Non-residential building commencements set to remain elevated
After a small step back in 2018/19, the value of non-residential building commencements will hold at a record base of around $47 billion per annum through to 2022/23, with both private and public sector demand contributing to the positive outlook.
New South Wales and Queensland will lift to record levels in non-residential building over the next two years. Continued tightness in the Sydney office market should enable this sector to continue running at a high level, while a significant pipeline of major projects across defence, health and hospitality will support the Sunshine State. Mellor has a favourable outlook for the non-residential segment, which he attributes to a combination of factors including strong population growth, tightness in some asset classes and most importantly, a strong project pipeline.
National office and accommodation buildings are expected to remain at a heightened level over 2019/20 and 2020/21, before tapering back gradually over the subsequent years. The transport, entertainment and recreation, and health building sectors are set for strong growth in the coming years.
Non-residential building activity is expected to remain near this high base until 2022/23, thanks to relatively stable economic conditions, continued solid population growth and a series of large-scale transport infrastructure projects across the nation. It will also be supported by defence projects such as the Australia-Singapore Military Training Initiative and a series of major hospital developments including the $1 billion New Footscray Hospital.
Implications: Total building commencements to fall further before growth re-emerges in all sectors by mid-2020
Notwithstanding the increase in non-residential building activity over the next 12 months, the continued contraction in dwelling commencements will drive the total value of building starts down a cumulative eight percent.
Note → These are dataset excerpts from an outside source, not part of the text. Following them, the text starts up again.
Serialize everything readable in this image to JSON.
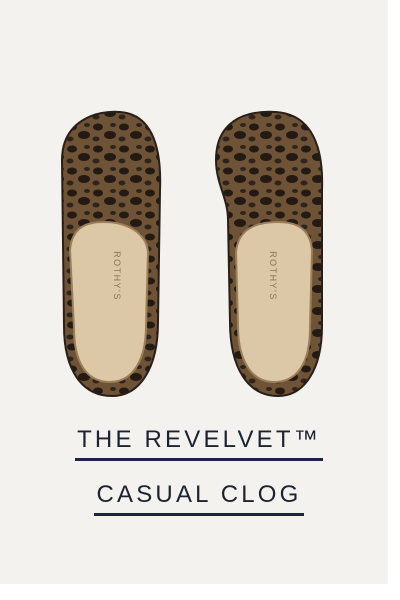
{
  "colors": {
    "card_background": "#f3f2ef",
    "title_text": "#1c2230",
    "underline": "#1b2440",
    "clog_knit_dark": "#2a1f18",
    "clog_knit_light": "#6e5336",
    "footbed": "#dcc7a6"
  },
  "product": {
    "image_alt": "pair of casual clogs, top view",
    "insole_brand": "ROTHY'S",
    "title_line_1": "THE REVELVET™",
    "title_line_2": "CASUAL CLOG"
  }
}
“Halfway through the residential downturn, our sights are now set on the recovery. The next pick up in new dwelling construction is expected to coincide with a continued buoyant level of non-residential investment and a turn in mining investment,” says Mellor.
“Queensland and Western Australia are well positioned to lead the next residential upturn, ahead of New South Wales and Victoria.”
The recovery in residential commencements will be led by first home buyers and upgraders. Rising pressure on the dwelling stock will tighten rental vacancy rates, and accelerate rental growth. Once gross yields for residential property appear more favourable, investor demand is expected to increase for both new and existing dwellings, but only until the second half of 2021.
Failure of investors to return to the market as expected will, however, impact the momentum needed to sustain the recovery.
“We could experience a deeper downturn before then, and a delayed recovery, if fundamental drivers of residential activity were to ease more than expected,” says Mellor.
“A crisis of confidence surrounding build quality in the apartment market has the potential to weigh further on apartment construction over the short term, adding downside risk to the outlook.”